Kleene Star (kleenestar) wrote,
Kleene Star

Reading List 2007 (9/110)

This week’s reading:

The Empty Chair, Jeffrey Deaver
The Stone Monkey, Jeffrey Deaver
The Vanished Man, Jeffrey Deaver
Twisted, Jeffrey Deaver
Adverbs, Daniel Handler
The Necropolis Railway, Andrew Martin
The Hard Way, Lee Child
Sunstroke, Jesse Kellerman
Titan, Ben Bova

A couple of big frustrations this week. First, I hate, abominate and despise reading books in a series out of order - and only now that I’m halfway through it do I realize that Titan is tenth in a series. Tenth! I may have to poke out my own eyes! It’s even more frustrating because I really like the book, much more so than most hard sci-fi. It’s well-written, the characters are believable, and the tensions and conflicts don’t have a predictable ending (Geeky Yet Rugged White Male Scientist Does Heroic Thing, Saves Day). So, bah. But at least now Ben Bova’s going to get a lot more of my money.

The second big disappointment was The Necropolis Railway; with a title like that I was expecting, well, plot. Instead it was apparently random events with a wholly unlikeable protagonist who’s obsessed with, yes, trains. There was a lot of potential here, but the author sacrificed interest to atmosphere (and even that, only partially successfully).

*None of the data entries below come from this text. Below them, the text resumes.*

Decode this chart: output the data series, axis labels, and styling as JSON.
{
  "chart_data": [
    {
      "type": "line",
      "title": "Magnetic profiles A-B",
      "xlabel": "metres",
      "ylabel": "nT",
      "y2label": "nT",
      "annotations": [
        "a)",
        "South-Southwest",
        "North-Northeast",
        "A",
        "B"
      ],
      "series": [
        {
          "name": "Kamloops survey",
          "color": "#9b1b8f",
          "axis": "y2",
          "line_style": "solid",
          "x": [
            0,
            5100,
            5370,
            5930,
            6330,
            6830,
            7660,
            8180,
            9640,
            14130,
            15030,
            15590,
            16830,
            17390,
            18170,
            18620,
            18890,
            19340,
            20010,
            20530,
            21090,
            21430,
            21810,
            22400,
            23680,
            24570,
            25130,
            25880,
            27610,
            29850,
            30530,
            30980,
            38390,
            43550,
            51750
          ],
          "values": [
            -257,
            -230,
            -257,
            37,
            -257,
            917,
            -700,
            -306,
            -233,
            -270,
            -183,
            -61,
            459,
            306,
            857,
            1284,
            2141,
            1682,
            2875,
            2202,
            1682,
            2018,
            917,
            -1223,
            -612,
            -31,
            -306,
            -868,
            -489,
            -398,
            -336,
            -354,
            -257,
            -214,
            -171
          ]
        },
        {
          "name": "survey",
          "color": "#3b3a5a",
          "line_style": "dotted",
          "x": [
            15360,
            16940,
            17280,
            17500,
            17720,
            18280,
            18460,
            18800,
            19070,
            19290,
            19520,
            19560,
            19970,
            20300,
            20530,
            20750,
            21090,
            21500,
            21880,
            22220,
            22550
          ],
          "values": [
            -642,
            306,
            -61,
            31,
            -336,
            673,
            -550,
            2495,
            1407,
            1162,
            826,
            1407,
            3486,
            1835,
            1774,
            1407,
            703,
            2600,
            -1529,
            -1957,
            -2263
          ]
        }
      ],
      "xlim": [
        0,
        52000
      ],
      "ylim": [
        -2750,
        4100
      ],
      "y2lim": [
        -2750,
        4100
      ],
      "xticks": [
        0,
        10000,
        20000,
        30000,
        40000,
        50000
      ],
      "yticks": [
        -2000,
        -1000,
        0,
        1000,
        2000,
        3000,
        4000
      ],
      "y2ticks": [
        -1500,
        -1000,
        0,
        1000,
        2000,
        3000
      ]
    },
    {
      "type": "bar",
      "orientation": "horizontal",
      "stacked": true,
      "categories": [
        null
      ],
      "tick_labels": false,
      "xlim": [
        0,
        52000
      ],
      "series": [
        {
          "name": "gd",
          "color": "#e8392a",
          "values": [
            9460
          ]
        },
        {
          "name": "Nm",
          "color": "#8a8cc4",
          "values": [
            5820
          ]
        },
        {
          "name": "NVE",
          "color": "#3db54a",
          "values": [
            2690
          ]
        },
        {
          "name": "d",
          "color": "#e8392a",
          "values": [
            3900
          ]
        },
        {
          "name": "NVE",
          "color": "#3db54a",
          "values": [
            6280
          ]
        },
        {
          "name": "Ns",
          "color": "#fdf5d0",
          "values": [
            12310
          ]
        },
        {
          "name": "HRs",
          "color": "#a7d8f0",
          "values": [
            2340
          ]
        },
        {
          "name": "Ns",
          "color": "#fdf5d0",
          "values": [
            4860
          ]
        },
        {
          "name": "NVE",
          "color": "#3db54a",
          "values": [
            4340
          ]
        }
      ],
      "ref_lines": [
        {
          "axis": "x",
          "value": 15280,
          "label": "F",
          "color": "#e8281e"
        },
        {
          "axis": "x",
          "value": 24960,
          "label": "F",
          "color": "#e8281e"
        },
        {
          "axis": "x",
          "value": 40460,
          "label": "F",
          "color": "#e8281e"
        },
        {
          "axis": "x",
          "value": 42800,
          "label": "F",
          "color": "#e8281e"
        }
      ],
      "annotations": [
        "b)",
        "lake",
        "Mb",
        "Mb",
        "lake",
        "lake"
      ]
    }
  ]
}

The biggest disappointment, though, was the Handler book. This is the guy who wrote the Lemony Snicket books, so you’d think that his adult collection of short stories would be piercing, witty, mordant, satirical or at least readable. Right? Yeah. And now I’m out $12.99. These stories range from unreadable to uninteresting, with a couple managing to achieve actual mediocrity. He tries to blend magical realism with realistic vignettes in the form of a linked series of short stories, but it comes out as unreadable mush. Perhaps he should stop trying to write about love? Or maybe he should stick to the proto-gothic form he’s so clearly good at, instead of trying to shove his formidable talent into an avenue that doesn’t suit him just so that he can be shelved in the adult section of the store.

The rest of the reading week was exactly what I needed it to be: light but engaging, so that when I finally could take a break from finals and grading I could practically disappear into another world. The Deaver was generally good; he does a great job of giving his forensic inspector challenges that don’t amount to YYASK (Yawn, Yet Another Serial Killer), and his short stories were punchy and clever. Sunstroke read like Chandler by way of Fuentes, even if I found the ending a bit of a letdown given the excellent twists and turns along the way.

Finally, I’m shamefully addicted to Lee Child’s work. His protagonist is totally implausible - the bad-ass lone wolf ex-military guy that every role-player creates, sooner or later - but he manages to make the situations so interesting that it absolutely works. I’m personally tracking the ways that a guy who carries nothing but cash, a toothbrush and his passport gets along in our society. It’s a hell of a lot of fun.